The parent of Saks Fifth Avenue sealed a $2.65 billion deal to buy rival Neiman Marcus, according to people familiar with the matter, creating a powerhouse in luxury retailing that seeks to hang onto wealthy shoppers — all with a little help from Amazon.com. Amazon and Salesforce will take minority stakes in the combined company, to be called Saks Global, and offer their technological expertise, said The Wall Street Journal, which reported the $2.65 billion deal earlier in the day. Marc Metrick, CEO of Saks's e-commerce business, will run the combined company.
Total Retail's Take: Juan Pellerano-Rendon, chief marketing officer at Swap, a retail technology platform that manages e-commerce operations for direct-to-consumer brands, shared his thoughts on the merger in an email to Total Retail.
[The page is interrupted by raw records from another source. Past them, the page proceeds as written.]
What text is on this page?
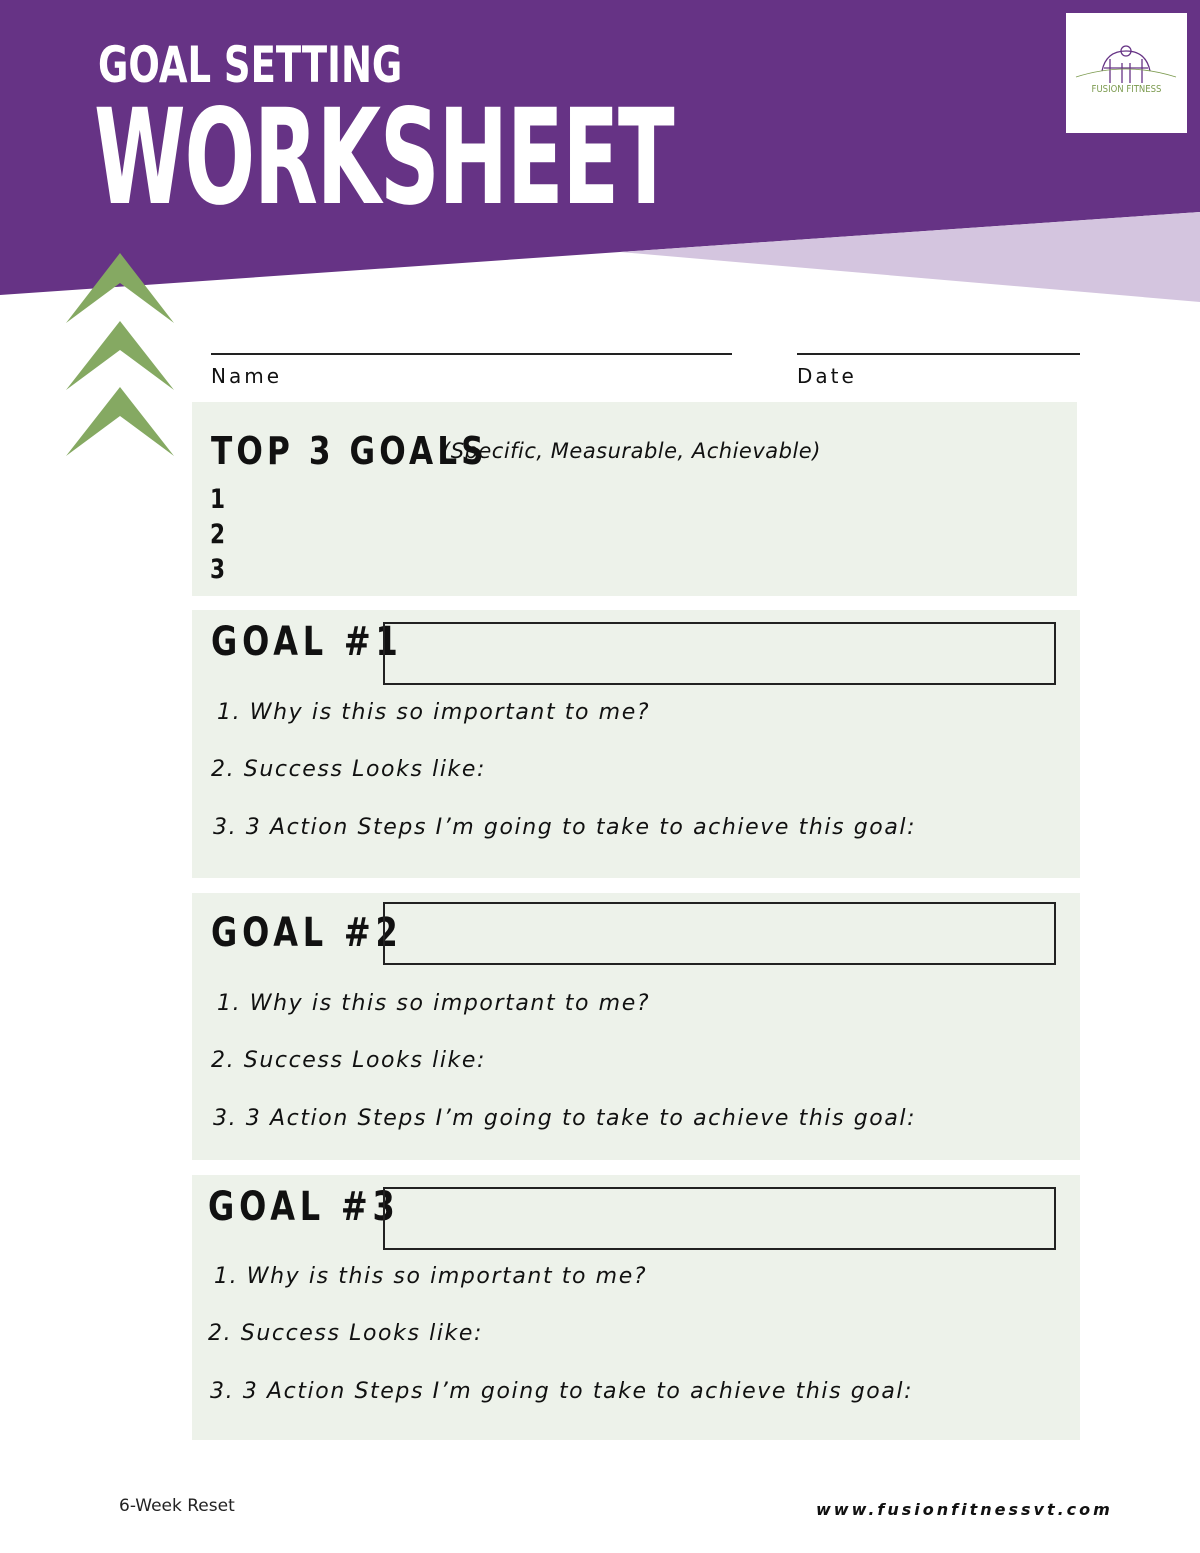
GOAL SETTING
WORKSHEET	FUSION FITNESS
Name	Date
TOP 3 GOALS
(Specific, Measurable, Achievable)
1
2
3
GOAL #1
1. Why is this so important to me?
2. Success Looks like:
3. 3 Action Steps I’m going to take to achieve this goal:
GOAL #2
1. Why is this so important to me?
2. Success Looks like:
3. 3 Action Steps I’m going to take to achieve this goal:
GOAL #3
1. Why is this so important to me?
2. Success Looks like:
3. 3 Action Steps I’m going to take to achieve this goal:
6-Week Reset	www.fusionfitnessvt.com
"The move to acquire Neiman Marcus is unsurprising as multibrand retailers struggle. Recent failures like Matches Fashion, Net-a-Porter, and Farfetch's bailout highlight the industry's challenges. This deal aims to save Saks and Neiman Marcus from a similar fate. While skeptics cite the FTC blocking Tapestry's acquisition of Capri, that case involved "accessible luxury," which isn't the focus here. The FTC may take a lenient approach."